What the Butler Saw is a 1950 British second feature ('B') comedy film directed by Godfrey Grayson and starring Edward Rigby, Henry Mollison and Mercy Haystead. The screenplay was by A.R. Rawlinson and E.J. Mason, from an original story by Roger and Donald Good. It was made by Hammer Films. Production began on 9 Jan. 1950. It was trade shown on 22 June 1950 at the Rialto, and was released in September 1950. The film did not do well at the box office, and, although once considered a lost film, it is now freely available on the internet and has been shown in the UK by Talking Pictures TV.

== Plot ==
The Earl, having retired as the Governor of a British-owned tropical island, returns home to England to find that Lapis, the attractive daughter of the island's native king, has stowed away in his baggage. She has fallen in love with his butler, Bembridge. Fearing a scandal, the Earl and Bembridge and family try to keep her hidden, but she roams the house and becomes known to the staff who leak her presence to a newspaper. A reporter arrives to investigate, but winds up falling in love with the Earl's daughter, and agrees to hold off on filing his story about Lapis. Through his contacts in the government, the Earl arranges for Bembridge to be appointed as the Governor of the island kingdom, and both of them together with Lapis set off to return there, where the Earl will serve as their butler.

==Cast==
- Edward Rigby as the Earl
- Henry Mollison as Bembridge the butler
- Mercy Haystead as Lapis
- Anne Valery as the Earl's daughter, Elaine
- Peter Burton as Bill Fenton, the reporter
- Michael Ward as Gerald
- Eleanor Hallam as Lady Mary
- Howard Charlton as Perks
- Alfred Harris as Bishop
- George Bishop as the General
- Norman Pitt as policeman

== Reception ==
Picturegoer wrote: "Edward Rigby's picture. Without him this latest effort by Exclusive Films would creak badly. But even his wonderful wit cannot prevent it from being dull and slow in parts.
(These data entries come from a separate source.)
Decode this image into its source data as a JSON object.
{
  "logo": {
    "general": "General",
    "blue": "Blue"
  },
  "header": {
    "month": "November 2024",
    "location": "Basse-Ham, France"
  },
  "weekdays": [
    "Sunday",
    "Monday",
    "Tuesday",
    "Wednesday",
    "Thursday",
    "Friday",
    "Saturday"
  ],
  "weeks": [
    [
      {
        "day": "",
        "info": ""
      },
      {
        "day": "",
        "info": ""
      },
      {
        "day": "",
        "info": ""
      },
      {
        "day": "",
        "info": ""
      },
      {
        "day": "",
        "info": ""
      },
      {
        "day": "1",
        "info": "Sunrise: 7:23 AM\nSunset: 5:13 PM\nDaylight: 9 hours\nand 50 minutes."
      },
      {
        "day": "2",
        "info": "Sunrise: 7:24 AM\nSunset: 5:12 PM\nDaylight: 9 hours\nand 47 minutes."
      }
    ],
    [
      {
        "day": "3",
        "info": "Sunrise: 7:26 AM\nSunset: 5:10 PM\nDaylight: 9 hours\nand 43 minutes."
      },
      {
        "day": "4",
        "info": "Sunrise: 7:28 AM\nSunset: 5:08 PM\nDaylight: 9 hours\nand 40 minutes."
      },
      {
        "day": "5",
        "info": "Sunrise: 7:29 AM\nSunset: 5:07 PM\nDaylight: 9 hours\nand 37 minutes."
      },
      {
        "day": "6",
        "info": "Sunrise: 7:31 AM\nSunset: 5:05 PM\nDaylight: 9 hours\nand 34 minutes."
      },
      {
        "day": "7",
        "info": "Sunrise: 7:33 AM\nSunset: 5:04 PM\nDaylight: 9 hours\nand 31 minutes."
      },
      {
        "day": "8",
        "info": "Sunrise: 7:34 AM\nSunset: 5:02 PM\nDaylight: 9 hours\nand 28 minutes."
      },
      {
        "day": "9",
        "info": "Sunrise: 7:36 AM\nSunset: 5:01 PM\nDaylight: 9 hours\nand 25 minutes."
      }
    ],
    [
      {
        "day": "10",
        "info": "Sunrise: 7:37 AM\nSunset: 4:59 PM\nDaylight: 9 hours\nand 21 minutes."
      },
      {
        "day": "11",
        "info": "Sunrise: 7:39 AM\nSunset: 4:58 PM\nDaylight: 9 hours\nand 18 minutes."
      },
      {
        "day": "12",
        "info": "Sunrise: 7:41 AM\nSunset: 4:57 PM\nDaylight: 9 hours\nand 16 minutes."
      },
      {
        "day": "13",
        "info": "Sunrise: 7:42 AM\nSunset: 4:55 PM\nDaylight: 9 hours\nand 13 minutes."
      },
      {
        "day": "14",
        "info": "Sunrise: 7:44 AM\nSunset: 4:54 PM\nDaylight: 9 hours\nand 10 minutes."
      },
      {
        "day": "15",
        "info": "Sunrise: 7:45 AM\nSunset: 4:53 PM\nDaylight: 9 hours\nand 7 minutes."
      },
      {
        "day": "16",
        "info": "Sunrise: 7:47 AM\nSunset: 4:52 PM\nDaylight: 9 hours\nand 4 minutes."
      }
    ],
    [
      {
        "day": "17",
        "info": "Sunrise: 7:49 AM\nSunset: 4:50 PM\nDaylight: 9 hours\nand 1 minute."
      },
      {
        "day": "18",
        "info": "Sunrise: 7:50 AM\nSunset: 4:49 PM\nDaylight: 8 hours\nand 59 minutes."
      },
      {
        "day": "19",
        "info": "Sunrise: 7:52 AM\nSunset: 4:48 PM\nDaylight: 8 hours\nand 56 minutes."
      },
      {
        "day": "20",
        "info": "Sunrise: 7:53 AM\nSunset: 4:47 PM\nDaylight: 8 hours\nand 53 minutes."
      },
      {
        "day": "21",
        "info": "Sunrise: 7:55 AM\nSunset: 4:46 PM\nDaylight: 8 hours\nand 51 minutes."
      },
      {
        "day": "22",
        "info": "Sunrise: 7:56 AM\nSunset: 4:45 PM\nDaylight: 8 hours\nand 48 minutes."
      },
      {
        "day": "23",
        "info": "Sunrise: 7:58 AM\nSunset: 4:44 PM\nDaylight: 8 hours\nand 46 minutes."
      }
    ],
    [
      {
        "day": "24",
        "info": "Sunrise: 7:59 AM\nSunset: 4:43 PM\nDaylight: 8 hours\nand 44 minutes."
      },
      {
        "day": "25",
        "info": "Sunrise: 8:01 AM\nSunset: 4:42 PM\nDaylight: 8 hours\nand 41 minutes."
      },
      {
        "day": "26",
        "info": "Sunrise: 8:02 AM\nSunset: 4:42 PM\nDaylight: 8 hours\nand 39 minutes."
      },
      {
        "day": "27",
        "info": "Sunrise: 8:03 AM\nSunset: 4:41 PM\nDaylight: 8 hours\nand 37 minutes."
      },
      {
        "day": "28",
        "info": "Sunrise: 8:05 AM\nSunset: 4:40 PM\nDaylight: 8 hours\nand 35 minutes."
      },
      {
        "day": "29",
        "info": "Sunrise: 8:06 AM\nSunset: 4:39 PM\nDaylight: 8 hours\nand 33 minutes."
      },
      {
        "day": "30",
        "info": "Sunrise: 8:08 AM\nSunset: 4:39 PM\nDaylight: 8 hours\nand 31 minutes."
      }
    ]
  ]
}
Few of the situations are original. ... Henry Mollison does not always show the poise associated with a good butler."

Picture Show wrote: "Farcical comedy, directed without subtlety, acted with liveliness."

In British Sound Films: The Studio Years 1928–1959 David Quinlan rated the film as "average", writing: "Rigby's valiant efforts keep farce going."